C'est pourquoi elle aimerait que, comme en Nouvelle Zélande, à chaque nouvelle infraction commise par le mineur, le juge soit obligé de proposer la concertation restauratrice : « Sinon, on va proposer cette mesure principalement aux jeunes ayant commis un méfait pour la première fois. Et donc à nouveau on va exclure des jeunes qui sont déjà exclus de partout. ».

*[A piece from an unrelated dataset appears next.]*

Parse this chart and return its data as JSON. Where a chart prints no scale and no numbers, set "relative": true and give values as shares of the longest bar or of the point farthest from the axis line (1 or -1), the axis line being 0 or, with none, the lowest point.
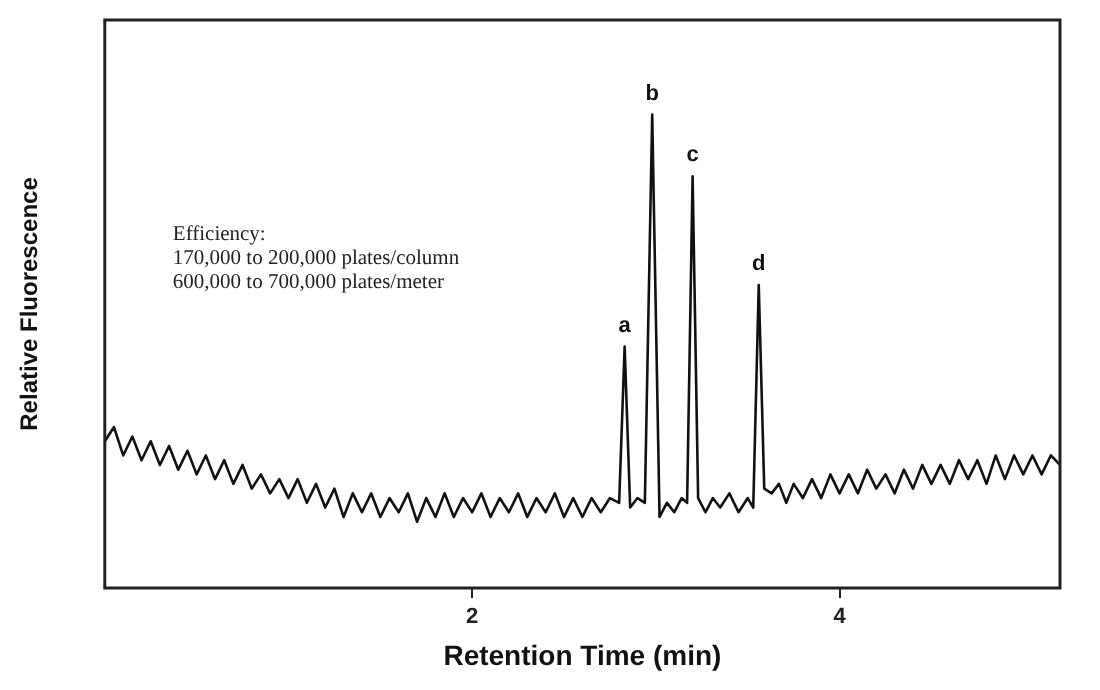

Si cette mesure ne fonctionne pas toujours du premier coup, des exemples en Nouvelle Zélande prouvent que le déclic chez un jeune se fait parfois à la quatrième concertation par exemple. En Belgique donc, les juges verraient plutôt cette mesure restaurative comme une seule et unique chance donnée au jeune de se racheter avant des mesures que les juges estiment plus sévères. Certains semblent en outre estimer, toujours selon Inge Van Fraechem, que la sanction pour un mineur d'être envoyé dans un centre fermé comme celui de Mol est plus stricte que la concertation restauratrice en groupe. Inge Vanfraechem ne partage pas cet avis : « L'explication que le jeune, devant ses proches, doit donner à la victime ainsi que les solutions à trouver pour réparer ses fautes est très difficile pour le jeune. Et rien n'empêche en plus que dans la proposition de réparation du jeune un séjour en IPPJ soit prévu. ».
On notera également que si rien n'oblige le juge à proposer systématiquement la concertation restauratrice en groupe au mineur délinquant, cette mesure ne sera utilisée que selon le bon vouloir des juges, ce que Inge Vanfraechem déplore.